Este 25 de diciembre el mundo cristiano celebrará el nacimiento de un niño que hace dos milenios y diez años vino al mundo de los mortales a cambiar no sólo el curso de la historia sino los parámetros en que esa historia es narrada y contabilizada. A partir de aquella noche de misterio, fantasía y esperanza en el polvoriento y remoto pueblecito de Belén el perdón por los agravios no sería síntoma de debilidad sino de fortaleza, de cobardía sino de amor. Y los acontecimientos originados por el tránsito del hombre sobre la Tierra tendrían como punto de referencia aquel momento en que lo divino y lo terreno, lo eterno y lo temporal se fundieron en el llanto del hijo de José y María. Aquel niño de Belén nos dio con su nacimiento, su prédica, su calvario y su muerte, además de un nuevo calendario, la opción de hacer de cada fecha un día de salvación o de condena.
Su Padre Celestial pudo haber hecho que su hijo único naciera en el seno de una familia acaudalada, en un suntuoso palacio o en un centro de poder o riquezas como Roma, Grecia o Egipto. Sin embargo, este Rey de reyes nació en un pueblucho miserable, en el seno de una familia humilde donde se ganaba el pan con sudor y trabajo, en un pesebre donde mitigó el frío sobre el heno calentado por unas vacas y como hijo de un pueblo perseguido y esclavizado. Todo ello porque tanto su nacimiento como su vida y su muerte fueron parte del plan divino con el cual Dios quiso impartir una lección imperecedera a los hijos descarriados de Adán. Para aquellos dispuestos a aprenderla y aplicarla esa lección nos muestra el camino de la felicidad en la Tierra y de la salvación eterna.
Ahora bien, su aprendizaje y aplicación no son tareas de flojos ni de egoístas sino de hombres y mujeres con voluntad de acero y capacidad de disfrutar la satisfacción del servicio y el amor al prójimo. A quienes discrepen los refiero a las vidas de aquellos que, a fuerza de renunciar a sí mismos, alcanzaron la santidad. De ahí que, para salir exitosos, sea imprescindible vencer los instintos y pasiones que los humanos compartimos con especímenes del reino animal y que han sido la causa de tanta sangre, miseria y muerte desde el principio de nuestra residencia en la Tierra.
Cristo, por otra parte, no es privilegio ni posesión de nadie. No vino a salvar a unos pocos sino a todo el género humano, sin importar raza, sexo o condición económica. No es una garantía de salvación sino la brújula que nos indica el camino a la vida eterna siempre que tengamos la voluntad de andar por nuestras propias fuerzas. Su reino está al alcance de todo el que renuncie al odio y opte por el amor, renuncie a la venganza y opte por el perdón, renuncie a la violencia y opte por la paz, renuncie a la mentira y opte por la verdad, renuncie al derroche y opte por la austeridad, renuncie al egoísmo y opte por la generosidad. Pero todo, absolutamente todo, dentro del contexto de la justicia divina y de la preferencia por aquellos a quienes dedicó su conmovedor y compasivo Sermón de la Montaña.
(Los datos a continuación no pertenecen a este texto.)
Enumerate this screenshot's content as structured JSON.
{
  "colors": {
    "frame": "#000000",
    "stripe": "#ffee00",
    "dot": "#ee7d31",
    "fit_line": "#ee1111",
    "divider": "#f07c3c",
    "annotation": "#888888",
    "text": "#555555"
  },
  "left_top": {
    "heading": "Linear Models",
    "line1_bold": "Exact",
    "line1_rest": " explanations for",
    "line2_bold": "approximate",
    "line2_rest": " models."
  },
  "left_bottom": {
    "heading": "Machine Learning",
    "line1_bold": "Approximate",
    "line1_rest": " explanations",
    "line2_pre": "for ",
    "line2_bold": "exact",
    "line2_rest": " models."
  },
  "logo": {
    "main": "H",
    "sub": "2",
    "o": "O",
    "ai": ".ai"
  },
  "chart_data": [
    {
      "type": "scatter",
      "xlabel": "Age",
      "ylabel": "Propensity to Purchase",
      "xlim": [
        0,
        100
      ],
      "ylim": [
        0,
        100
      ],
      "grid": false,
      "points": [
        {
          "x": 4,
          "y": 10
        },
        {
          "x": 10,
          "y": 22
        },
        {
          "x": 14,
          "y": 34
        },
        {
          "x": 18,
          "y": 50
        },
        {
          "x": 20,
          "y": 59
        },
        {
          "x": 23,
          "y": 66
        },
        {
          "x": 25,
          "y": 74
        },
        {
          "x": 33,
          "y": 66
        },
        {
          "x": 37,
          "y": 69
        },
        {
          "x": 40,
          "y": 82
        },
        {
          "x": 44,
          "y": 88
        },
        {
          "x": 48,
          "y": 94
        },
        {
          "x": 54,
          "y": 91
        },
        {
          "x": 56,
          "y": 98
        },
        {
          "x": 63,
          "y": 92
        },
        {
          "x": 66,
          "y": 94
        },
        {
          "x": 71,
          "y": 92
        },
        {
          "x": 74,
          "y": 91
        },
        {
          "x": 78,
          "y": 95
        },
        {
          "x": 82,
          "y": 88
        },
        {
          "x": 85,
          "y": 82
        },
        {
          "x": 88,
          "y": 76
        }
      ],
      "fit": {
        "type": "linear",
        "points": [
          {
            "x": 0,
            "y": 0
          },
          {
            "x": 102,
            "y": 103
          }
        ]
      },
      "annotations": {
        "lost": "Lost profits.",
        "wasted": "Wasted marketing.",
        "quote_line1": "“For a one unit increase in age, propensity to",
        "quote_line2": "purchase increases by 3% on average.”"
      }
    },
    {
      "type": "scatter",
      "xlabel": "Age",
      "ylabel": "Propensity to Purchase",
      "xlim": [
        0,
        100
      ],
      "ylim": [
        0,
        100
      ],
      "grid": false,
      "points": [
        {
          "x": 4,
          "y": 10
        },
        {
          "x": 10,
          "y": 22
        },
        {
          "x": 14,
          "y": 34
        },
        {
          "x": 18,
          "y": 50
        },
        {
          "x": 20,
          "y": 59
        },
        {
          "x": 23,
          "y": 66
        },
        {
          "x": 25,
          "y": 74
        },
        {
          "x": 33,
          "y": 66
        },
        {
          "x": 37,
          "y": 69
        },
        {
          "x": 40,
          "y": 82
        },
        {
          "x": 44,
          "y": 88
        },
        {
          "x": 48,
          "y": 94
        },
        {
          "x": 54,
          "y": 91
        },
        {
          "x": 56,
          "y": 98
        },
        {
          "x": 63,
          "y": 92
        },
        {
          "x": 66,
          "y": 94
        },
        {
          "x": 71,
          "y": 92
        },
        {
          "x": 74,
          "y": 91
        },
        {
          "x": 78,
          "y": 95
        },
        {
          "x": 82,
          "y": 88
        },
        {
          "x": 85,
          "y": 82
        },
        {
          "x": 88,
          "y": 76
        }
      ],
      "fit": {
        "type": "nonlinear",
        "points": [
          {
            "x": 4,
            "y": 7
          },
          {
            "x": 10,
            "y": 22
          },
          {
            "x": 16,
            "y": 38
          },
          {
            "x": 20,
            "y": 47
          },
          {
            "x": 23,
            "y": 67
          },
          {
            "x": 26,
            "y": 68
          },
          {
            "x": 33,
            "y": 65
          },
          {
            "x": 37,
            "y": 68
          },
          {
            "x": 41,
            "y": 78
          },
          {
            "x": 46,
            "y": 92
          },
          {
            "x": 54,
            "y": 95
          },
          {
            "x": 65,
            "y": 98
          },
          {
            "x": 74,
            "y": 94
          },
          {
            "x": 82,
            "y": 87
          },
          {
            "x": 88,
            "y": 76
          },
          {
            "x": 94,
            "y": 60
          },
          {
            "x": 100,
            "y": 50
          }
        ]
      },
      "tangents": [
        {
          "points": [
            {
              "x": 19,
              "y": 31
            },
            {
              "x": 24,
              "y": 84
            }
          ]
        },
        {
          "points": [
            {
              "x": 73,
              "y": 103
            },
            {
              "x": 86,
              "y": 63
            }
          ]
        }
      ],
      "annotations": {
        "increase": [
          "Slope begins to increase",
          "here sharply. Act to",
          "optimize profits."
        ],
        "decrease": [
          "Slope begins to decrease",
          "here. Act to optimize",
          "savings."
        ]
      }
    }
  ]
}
Porque, para quien esto escribe, Cristo no es un personaje blandengue y edulcorado dispuesto a ignorar agravios y transgresiones de todo villano que implore su perdón sin un verdadero arrepentimiento. Lo confirma con elocuencia la paliza soberana y ejemplarizante que propinó a los mercaderes que invadieron el templo sagrado de su padre. La misma que probablemente recibirán en su día los tiranos, torturadores, proxenetas, violadores y practicantes del aborto que hacen de nuestro mundo una antesala del infierno. Cristo es perdón pero un perdón condicionado al arrepentimiento, la reparación y la voluntad de enmienda. Su perdón jamás estará en conflicto con la justicia. Y con esta afirmación quizás me expongo a ser emplazado por alguno que otro doctor en teología. Pero en esta etapa de mi peregrinaje terrestre son pocas las cosas que me quitan el sueño.
En cuanto a su predilección por los presos, los enfermos y los desamparados no tenemos la menor duda de que en estas festividades que se avecinan, y acorde con su conducta desde que murió en la cruz para traernos la buena nueva, Cristo no estará con los Castro, los Chávez o los Ortega como no estuvo con los Herodes, los Nerón o los Calígula. Por el contrario, hará sentir su presencia salvadora y sanadora en hospitales y cárceles como una vez lo hizo entre los mártires del Circo Romano. Tampoco se limitará a bendecir mesas repletas de golosinas sino hará despliegue de caridad compartiendo su pan de fe y su vino de esperanza con los Biscet, los Maseda, los Arroyo y los Sigler Amaya en las celdas inmundas donde, a la manera de aquellos mártires del Circo Romano, un grupo de héroes son depositarios de la dignidad de la patria de Martí y Maceo.